Андрею неожиданно остро захотелось уйти из этого мира и всё позабыть… Но тягучая ночь была сурова и холодна, и капитан то смеялся в душе над людской и своей глупостью, немощью, то до корчи лица стискивал скулы, подавляя рыдающий стон. Боже, как он завидовал тем богатым беспечным счастливцам, которые в это же время спешили сейчас на бал, раскатывали в шикарных ландо89 и просто жили в свое удовольствие. С каким-то болезненным недоверием к тому, что кто-нибудь может любить жизнь, с легкостью относиться к горю, он поворачивал голову к двери, где на сундуке притулился под овчиной денщик.

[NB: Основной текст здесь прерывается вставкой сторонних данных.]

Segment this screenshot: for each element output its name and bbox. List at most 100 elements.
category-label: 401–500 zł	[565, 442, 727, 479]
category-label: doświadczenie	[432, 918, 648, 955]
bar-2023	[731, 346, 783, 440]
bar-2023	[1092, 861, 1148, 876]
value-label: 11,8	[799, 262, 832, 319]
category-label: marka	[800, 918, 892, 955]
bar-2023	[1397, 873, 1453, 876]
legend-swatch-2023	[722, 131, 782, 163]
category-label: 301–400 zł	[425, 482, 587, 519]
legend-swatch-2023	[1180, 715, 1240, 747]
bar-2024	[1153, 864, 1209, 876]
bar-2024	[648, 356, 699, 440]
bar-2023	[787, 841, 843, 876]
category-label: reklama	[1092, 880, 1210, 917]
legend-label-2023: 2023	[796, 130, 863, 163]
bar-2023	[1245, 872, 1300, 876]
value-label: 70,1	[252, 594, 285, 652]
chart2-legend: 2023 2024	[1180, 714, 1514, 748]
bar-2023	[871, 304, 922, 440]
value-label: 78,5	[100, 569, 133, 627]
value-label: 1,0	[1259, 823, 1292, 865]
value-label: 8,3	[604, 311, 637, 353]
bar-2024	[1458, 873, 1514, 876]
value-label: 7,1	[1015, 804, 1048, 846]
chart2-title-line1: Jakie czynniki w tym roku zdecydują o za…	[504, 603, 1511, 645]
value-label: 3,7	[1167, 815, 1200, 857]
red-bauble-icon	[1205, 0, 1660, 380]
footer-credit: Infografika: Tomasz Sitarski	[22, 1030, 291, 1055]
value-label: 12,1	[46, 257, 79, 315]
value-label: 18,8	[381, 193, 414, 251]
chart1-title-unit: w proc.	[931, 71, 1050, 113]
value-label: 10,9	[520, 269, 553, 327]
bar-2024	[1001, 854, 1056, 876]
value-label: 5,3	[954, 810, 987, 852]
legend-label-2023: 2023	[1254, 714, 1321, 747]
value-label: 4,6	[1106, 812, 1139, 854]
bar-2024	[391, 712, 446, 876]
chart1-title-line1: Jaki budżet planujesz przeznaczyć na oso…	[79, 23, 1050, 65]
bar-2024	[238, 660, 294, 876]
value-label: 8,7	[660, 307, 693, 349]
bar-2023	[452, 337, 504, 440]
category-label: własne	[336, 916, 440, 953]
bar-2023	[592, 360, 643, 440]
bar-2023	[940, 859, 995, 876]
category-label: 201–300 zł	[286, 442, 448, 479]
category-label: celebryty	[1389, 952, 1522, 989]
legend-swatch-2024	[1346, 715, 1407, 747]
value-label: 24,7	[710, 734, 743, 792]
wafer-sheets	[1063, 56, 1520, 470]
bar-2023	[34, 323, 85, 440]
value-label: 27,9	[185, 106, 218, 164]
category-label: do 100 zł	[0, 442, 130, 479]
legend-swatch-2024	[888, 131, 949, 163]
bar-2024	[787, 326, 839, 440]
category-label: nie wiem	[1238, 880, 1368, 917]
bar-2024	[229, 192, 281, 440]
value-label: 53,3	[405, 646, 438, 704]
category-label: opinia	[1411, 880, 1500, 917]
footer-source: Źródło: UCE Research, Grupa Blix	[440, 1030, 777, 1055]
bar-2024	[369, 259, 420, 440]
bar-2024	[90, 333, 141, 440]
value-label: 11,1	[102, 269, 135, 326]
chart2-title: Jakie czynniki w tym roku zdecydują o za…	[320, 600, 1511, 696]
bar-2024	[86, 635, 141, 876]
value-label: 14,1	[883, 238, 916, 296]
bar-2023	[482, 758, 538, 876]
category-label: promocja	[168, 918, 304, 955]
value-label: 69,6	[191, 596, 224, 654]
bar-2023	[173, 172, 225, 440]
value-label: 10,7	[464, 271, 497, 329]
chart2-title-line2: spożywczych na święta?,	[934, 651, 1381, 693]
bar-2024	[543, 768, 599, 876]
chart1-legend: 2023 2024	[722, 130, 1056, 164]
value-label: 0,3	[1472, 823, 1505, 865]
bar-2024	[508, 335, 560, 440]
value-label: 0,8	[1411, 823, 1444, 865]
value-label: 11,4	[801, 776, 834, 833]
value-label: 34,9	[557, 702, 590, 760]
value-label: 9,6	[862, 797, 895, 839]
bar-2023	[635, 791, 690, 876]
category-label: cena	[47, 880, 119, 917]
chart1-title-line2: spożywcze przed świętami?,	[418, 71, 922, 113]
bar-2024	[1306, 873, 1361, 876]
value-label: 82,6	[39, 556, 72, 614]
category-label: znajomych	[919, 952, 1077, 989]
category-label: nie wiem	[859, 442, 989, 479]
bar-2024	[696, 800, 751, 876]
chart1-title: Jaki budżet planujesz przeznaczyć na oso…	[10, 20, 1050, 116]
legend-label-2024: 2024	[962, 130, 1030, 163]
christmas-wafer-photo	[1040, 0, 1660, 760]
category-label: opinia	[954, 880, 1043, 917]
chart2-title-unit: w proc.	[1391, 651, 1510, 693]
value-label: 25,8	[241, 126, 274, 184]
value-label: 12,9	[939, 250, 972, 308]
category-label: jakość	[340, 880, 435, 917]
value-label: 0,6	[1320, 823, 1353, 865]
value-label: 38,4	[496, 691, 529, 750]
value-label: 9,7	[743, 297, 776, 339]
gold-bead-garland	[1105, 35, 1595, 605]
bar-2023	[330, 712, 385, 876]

Долго и пристально он разглядывал темный, неясный в своих очертаниях силуэт и черное пятно дорогого лица, и злорадно итожил: «Счастливый, дурак!»
Внезапно Андрей Сергеевич обратил внимание на новый шорох, взявшийся в каюте, который заставил его напрячься, отбросить все мысли и быть наготове. «Как всё же легки и обманчивы ночные звуки, — подумал он. — В них всё время таится загадка: скрипит ли клямс, или бимсовая кница, хрипит ли больной; или сама уже смерть бродит вдоль молчаливых стен».
Шорох повторился. Это было тихое, призрачное поскрипывание, словно кто-то хаживал в мягких турецких тапках, наступая на рассохшиеся половицы у него за спиной. На сундуке что-то сонно и жалобно промычал Палыч.
Андрей обернулся и обомлел: портрет отца Черкасова ярко проступал и поблескивал красками, несмотря на темноту. Сердце капитана засбоило, и на какой-то миг он ощутил себя как замурованный в камень крик. Обезображенный ударом интрепеля, портрет был живой. И как тогда, в бреду, когда Преображенский мучился жаром, покойный Черкасов силился что-то сказать ему. Капитан видел, как вздрагивали от усилий усы, дергалась разрубленная щека и губы.
«Святый Боже», — прошептал Андрей, едва справившись с подлипшим к нёбу языком. На его плечах сомкнулись чьи-то пальцы. Он резко крутнулся, чувствуя, как меж лопаток катится пот. Палыч смотрел на него мутными, еще не проснувшимися глазами.